Según la tradición clásica, la cultura habría surgido al producirse en Grecia el tránsito del MITO AL LOGOS, esto es, el remplazamiento de la cosmovisión mítica y mágica por la racionalidad del pensamiento filosófico y el científico.


En palabras de Ewin Pasnofsky, la obra de arte es un producto de la mente que, culturalmente cristalizada, da lugar a la forma. El historiador del arte debe intentar reconstruir aquellos fundamentos sociológicos en los que fueron elaboradas las obras de arte o los textos referidas a ellas. Según Pasnofsky, se pueden ver varios niveles de significación de la obra de arte.

Nivel iconográfico

En este nivel se trata de reconocer e identificar lo que se observa, sin necesidad de poseer conocimientos icónicos, aunque si se precisa una mirada atenta que repare en los mas mínimos detalles.

Según la mitología griega, Filomela era la hija del rey de Atenas, Pandión, y tenía una hermana conocida como Procne.
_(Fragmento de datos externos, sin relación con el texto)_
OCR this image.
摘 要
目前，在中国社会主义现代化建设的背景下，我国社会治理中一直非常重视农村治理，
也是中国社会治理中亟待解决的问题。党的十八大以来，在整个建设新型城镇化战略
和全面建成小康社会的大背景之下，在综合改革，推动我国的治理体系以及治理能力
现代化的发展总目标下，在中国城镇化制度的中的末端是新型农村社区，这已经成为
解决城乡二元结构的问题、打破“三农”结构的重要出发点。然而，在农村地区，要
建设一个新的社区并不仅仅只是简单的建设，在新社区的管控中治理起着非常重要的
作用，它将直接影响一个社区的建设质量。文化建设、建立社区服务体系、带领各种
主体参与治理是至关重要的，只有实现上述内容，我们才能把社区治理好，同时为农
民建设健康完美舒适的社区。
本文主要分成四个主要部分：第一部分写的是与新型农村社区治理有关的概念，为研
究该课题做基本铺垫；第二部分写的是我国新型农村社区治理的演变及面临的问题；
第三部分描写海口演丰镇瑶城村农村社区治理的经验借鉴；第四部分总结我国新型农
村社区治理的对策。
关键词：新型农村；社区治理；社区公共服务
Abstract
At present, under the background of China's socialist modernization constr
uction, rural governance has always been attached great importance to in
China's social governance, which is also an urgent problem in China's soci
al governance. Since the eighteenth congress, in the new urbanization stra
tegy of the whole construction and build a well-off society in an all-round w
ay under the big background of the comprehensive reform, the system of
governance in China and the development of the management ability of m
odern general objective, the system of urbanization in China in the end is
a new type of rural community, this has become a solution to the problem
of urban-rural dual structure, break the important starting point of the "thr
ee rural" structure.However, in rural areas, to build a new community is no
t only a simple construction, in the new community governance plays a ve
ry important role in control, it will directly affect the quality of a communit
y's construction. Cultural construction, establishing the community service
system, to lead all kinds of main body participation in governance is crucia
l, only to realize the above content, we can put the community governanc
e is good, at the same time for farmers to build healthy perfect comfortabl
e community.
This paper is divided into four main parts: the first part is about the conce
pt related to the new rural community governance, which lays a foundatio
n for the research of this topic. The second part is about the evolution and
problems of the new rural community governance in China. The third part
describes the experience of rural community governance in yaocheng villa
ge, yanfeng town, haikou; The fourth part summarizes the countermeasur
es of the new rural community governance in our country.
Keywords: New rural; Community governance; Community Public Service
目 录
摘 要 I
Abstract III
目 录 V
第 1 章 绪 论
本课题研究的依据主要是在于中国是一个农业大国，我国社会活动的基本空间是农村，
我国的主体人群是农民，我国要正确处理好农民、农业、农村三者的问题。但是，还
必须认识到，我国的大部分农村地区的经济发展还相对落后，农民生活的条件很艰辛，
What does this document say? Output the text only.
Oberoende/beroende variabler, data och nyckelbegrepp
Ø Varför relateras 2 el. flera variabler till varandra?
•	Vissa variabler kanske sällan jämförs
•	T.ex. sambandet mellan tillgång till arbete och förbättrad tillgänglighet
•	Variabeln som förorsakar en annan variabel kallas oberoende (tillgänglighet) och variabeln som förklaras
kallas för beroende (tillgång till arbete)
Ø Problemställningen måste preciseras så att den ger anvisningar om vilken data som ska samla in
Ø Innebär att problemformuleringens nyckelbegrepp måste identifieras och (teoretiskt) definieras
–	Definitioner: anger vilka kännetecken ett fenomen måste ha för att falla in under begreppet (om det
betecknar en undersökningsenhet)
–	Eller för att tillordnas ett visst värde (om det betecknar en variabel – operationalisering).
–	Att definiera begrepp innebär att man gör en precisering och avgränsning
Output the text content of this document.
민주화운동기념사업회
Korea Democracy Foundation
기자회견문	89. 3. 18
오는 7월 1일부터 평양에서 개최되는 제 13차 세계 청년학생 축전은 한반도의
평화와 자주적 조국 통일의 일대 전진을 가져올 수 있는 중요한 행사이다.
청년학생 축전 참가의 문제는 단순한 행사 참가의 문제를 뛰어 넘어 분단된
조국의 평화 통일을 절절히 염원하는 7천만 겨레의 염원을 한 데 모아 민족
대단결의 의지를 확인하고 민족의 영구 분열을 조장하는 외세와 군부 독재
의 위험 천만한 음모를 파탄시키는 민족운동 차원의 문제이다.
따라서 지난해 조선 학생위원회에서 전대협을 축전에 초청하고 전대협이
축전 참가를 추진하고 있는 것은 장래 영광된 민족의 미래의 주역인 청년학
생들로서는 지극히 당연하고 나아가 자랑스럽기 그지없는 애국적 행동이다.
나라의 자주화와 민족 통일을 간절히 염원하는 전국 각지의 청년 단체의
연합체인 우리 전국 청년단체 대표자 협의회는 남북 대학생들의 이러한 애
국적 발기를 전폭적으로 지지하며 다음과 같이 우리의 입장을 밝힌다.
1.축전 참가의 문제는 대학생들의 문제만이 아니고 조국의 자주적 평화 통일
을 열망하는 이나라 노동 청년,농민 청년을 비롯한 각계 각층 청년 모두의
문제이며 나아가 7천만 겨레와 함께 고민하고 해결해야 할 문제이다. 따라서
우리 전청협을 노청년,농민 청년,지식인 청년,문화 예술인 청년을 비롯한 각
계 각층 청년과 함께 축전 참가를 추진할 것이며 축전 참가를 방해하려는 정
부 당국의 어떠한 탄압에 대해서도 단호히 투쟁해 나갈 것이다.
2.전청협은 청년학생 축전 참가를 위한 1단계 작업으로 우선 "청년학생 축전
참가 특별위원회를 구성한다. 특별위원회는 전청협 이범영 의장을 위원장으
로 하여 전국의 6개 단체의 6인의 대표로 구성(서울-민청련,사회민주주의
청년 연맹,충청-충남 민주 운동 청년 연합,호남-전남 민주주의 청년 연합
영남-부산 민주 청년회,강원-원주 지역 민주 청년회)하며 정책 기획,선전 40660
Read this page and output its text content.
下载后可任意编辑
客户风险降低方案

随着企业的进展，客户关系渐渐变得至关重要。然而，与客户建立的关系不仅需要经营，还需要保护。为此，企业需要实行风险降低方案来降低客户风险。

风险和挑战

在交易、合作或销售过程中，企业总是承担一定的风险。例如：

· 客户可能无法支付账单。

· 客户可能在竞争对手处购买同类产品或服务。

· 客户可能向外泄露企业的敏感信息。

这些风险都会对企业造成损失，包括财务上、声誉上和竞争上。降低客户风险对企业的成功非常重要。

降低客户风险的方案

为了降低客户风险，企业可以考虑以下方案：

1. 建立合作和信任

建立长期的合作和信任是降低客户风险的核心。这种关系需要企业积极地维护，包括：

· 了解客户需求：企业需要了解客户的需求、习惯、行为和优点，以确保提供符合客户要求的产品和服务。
El marido de Procne era el héroe Tereo, hijo de Ares y rey de Tracia, quien la había desposado tras haber salvado a Atenas de los bárbaros. Esta unión estuvo maldita desde sus inicios, y aunque tuvieron un hijo llamado Itis y vivían en paz, Procne sentía nostalgia de su hermana Filomela. Así que convenció a Tereo para que le permitiese verla de nuevo. Este accedió pero con la condición de que el encuentro se llevara a cabo en Tracia.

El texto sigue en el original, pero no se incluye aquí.